Il me semble que j'avais quelque chose comme 11 ans, peut-être un peu plus. J'étais dans une allée d'épicerie quand j'ai entendu, pour la première fois Sunglasses at night. Je ne sais toujours pas très exactement ce qu'il y avait dans cette chanson, mais ça m'est tombé dessus comme une tonne de briques. Je commençais depuis quelques temps à m'intéresser à la musique pop, même si ce n'était pas une activité franchement recommandée à l'école que je fréquentais. Mais, les voisinage n'allait pas à la même école que moi et conséquemment je subissais son influence. C'était l'époque où il fallait choisir entre Michael Jackson et Boy George, celle ou une fille ne pouvait pas aimer Corey Hart et Brian Adams. Je préférais Boy George, je le trouvais différent et bien entendu, mon faible pour Corey Hart n'a fait que se développer de plus en plus, jusqu'à ce que ce penchant devienne une source d'amusement pour mon entourage.

Je n'avais été voir la tournée Boy in the Box, mes parents me trouvaient trop jeune pour un spectacle au Forum. Ils avaient sans doute raison. J'avais cependant été immensément déçue. Il n'était donc pas question que je manque le concert suivant. Je ne me rappelle plus du tout du prix des billets, je sais que la plupart de mes amis trouvaient que cet artiste était dépassé. Mais, ma cousine et moi on était convaincues que c'était LE spectacle à voir dans nos vies. Nous avions eu le droit d'y aller à condition qu'un adulte nous accompagne et c'est ma mère qui s'y était collée. Je me rappelle du spectacle, bien que vaguement. Néanmoins, je sais que j'en suis sortie revigorée, émerveillée et heureuse. Ceci étant dit, je crois que j'avais eu au moins autant de plaisir à préparer cette aventure avec ma cousine à en parler des heures et des heures au téléphone et à compter les dodos jusqu'au jour J.
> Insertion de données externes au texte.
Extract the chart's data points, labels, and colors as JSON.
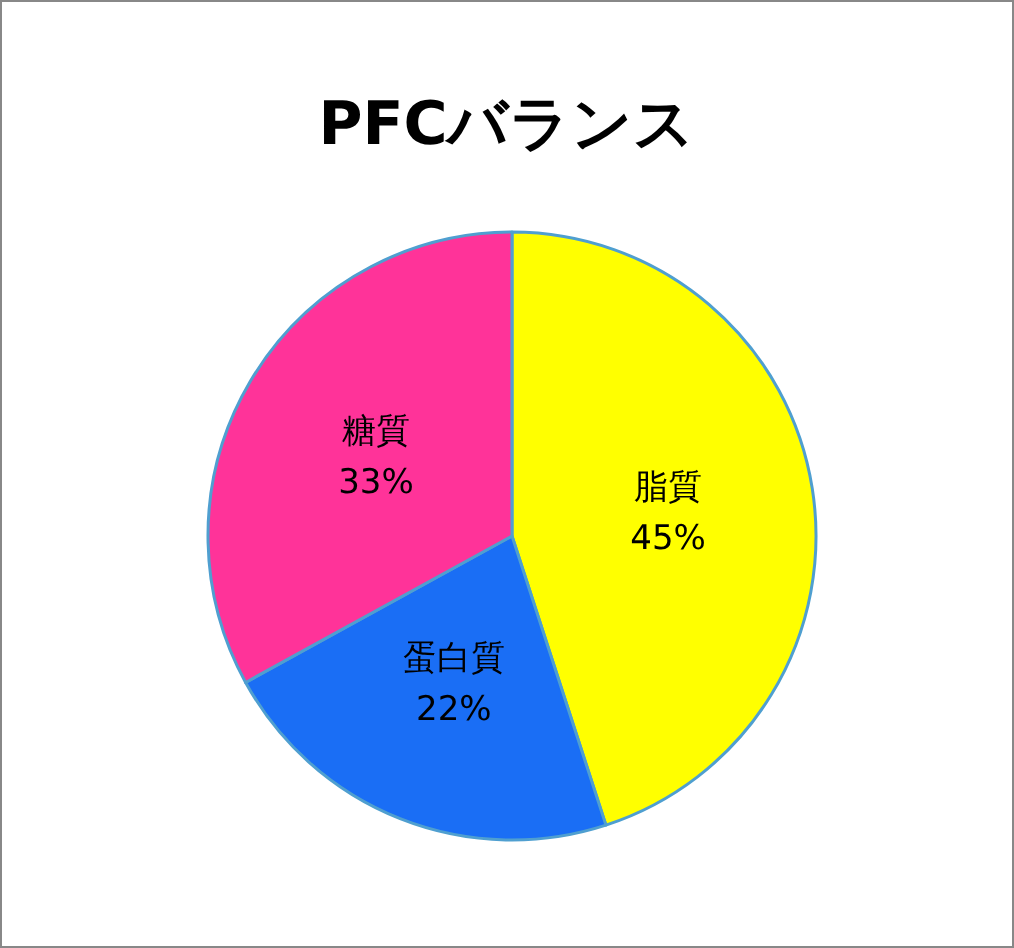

C'était une sorte de rite de passage : la première grosse activité culturelle que je choisissais de faire en dépit de l'avis de tout un chacun, parce que j'en avais envie, parce que je voulais voir les étoiles s'allumer moi aussi. Pas celles du ciel, celle de mes yeux et de ceux de tous ces autres qui étaient présents ce soir-là. Je mettais le premier pas dans mon indépendance d'être humain. Une première étape dans l'affirmation de ma personnalité en développement. J'aurais pu ne plus du tout aimer l'artiste en vieillissant, il s'avère que cela arrive fréquemment de nos jour, mais comme je suis une indécrottable fidèle, je n'ai pas encore cesser de l'apprécier.

Ce sont les réflexions qui me viennent, quand je pense au massacre de Manchester. Je trouve odieux qu'on ait ciblé des jeunes filles en fleurs qui ne voulaient rien d'autre que d'avoir l'impression de faire partie, ne serait-ce que pour une seule seconde, de la vie de l'artiste qu'elles aimaient de tout leur cœur. Elles voulaient, elles aussi allumer des étoiles, devenir tranquillement une personne à part entière.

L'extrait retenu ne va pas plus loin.